Tema trazido pela Lei nº 12.846/2013, teve seu Regulamento publicado após dois anos, com a promulgação do Decreto nº 8.420/2015, na busca de instituir o comportamento empresarial íntegro, ético e responsável, baseado nas boas práticas e na cultura da prevenção. Resta evidente, em nossa opinião, que a transparência nas operações é uma tendência na legislação aduaneira.


Temos percebido que as empresas - principalmente de pequeno e médio porte - ainda olham com desconfiança para a aplicação da Lei Anticorrupção em suas operações e a consideram distante de sua realidade. Todavia, uma vez que a legislação e seu respectivo Regulamento estejam em vigor, não será surpresa, em um futuro próximo, que se iniciem os Processos Administrativos de Responsabilização (PAR) no comércio internacional, responsabilizando de forma objetiva - que independe de dolo ou culpa - aquelas pessoas jurídicas que praticarem um dos tipos infracionais descritos pela Lei Anticorrupção.
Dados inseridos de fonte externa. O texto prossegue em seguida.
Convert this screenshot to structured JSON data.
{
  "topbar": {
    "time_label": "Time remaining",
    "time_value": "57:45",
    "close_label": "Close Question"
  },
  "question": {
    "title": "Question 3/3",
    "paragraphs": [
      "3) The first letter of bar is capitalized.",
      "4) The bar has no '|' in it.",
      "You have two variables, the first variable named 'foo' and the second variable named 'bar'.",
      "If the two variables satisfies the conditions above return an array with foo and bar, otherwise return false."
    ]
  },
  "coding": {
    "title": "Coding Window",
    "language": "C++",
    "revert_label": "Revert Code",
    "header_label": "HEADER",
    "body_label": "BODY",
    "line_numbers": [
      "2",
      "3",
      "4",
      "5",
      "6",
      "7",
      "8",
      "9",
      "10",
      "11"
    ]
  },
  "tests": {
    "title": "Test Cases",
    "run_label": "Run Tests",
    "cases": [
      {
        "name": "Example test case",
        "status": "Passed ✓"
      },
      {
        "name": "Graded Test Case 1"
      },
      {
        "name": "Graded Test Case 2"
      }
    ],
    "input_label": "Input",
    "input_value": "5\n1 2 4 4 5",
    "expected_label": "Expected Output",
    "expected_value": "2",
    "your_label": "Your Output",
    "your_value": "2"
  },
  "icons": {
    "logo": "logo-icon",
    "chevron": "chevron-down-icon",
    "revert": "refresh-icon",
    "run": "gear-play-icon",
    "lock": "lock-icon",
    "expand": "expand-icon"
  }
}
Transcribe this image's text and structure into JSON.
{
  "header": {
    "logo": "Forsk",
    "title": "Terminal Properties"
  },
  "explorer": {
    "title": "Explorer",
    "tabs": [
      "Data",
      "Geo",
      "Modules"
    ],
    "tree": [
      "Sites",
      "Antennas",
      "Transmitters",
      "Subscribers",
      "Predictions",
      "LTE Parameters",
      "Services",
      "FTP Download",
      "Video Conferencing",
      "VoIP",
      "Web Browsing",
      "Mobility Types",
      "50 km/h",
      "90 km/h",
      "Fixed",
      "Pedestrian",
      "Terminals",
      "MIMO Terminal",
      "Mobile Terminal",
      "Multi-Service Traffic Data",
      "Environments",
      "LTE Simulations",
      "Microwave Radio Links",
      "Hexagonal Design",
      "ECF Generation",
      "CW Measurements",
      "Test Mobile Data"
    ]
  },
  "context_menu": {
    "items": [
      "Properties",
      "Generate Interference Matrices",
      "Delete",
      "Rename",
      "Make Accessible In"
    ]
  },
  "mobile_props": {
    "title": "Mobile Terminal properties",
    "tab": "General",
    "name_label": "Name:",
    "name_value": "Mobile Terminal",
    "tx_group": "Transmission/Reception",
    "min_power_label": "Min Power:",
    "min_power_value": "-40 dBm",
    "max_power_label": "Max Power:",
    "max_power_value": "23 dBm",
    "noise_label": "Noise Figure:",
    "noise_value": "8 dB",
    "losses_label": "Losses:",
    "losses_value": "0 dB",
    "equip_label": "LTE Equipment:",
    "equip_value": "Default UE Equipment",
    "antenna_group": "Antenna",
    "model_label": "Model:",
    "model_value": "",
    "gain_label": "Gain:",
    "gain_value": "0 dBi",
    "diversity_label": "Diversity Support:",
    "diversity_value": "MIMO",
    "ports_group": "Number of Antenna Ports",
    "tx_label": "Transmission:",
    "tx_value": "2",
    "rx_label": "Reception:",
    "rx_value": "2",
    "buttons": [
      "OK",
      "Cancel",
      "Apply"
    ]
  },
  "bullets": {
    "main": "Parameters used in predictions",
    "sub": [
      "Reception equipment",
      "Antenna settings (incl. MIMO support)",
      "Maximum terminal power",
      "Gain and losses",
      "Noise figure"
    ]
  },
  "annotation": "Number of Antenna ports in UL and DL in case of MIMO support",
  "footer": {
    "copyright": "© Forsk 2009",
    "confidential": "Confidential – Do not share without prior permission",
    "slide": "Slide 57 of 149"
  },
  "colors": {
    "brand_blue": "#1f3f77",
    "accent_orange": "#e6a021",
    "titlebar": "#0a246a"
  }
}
Vale a ressalva que as condutas tipificadas como atos lesivos à administração pública foram definidas de forma bastante ampla e, ainda que se veiculem notícias sobre corrupção em licitações, pode atingir qualquer operação entre particular e administração pública, inclusive no comércio exterior. Vejamos o disposto no artigo 5º da Lei nº 12.846/2013:


"Art. 5º - Constituem atos lesivos à administração pública, nacional ou estrangeira, para os fins desta Lei, todos aqueles praticados pelas pessoas jurídicas mencionadas no parágrafo único do art. 1º, que atentem contra o patrimônio público nacional ou estrangeiro, contra princípios da administração pública ou contra os compromissos internacionais assumidos pelo Brasil, assim definidos:


I - prometer, oferecer ou dar, direta ou indiretamente, vantagem indevida a agente público, ou a terceira pessoa a ele relacionada;


II - comprovadamente, financiar, custear, patrocinar ou de qualquer modo subvencionar a prática dos atos ilícitos previstos nesta Lei;


III - comprovadamente, utilizar-se de interposta pessoa física ou jurídica para ocultar ou dissimular seus reais interesses ou a identidade dos beneficiários dos atos praticados;


IV - no tocante a licitações e contratos:


a) frustrar ou fraudar, mediante ajuste, combinação ou qualquer outro expediente, o caráter competitivo de procedimento licitatório público;


b) impedir, perturbar ou fraudar a realização de qualquer ato de procedimento licitatório público;


c) afastar ou procurar afastar licitante, por meio de fraude ou oferecimento de vantagem de qualquer tipo;


d) fraudar licitação pública ou contrato dela decorrente;


e) criar, de modo fraudulento ou irregular, pessoa jurídica para participar de licitação pública ou celebrar contrato administrativo;


f) obter vantagem ou benefício indevido, de modo fraudulento, de modificações ou prorrogações de contratos celebrados com a administração pública, sem autorização em lei, no ato convocatório da licitação pública ou nos respectivos instrumentos contratuais; ou


g) manipular ou fraudar o equilíbrio econômico-financeiro dos contratos celebrados com a administração pública;


V - dificultar atividade de investigação ou fiscalização de órgãos, entidades ou agentes públicos, ou intervir em sua atuação, inclusive no âmbito das agências reguladoras e dos órgãos de fiscalização do sistema financeiro nacional."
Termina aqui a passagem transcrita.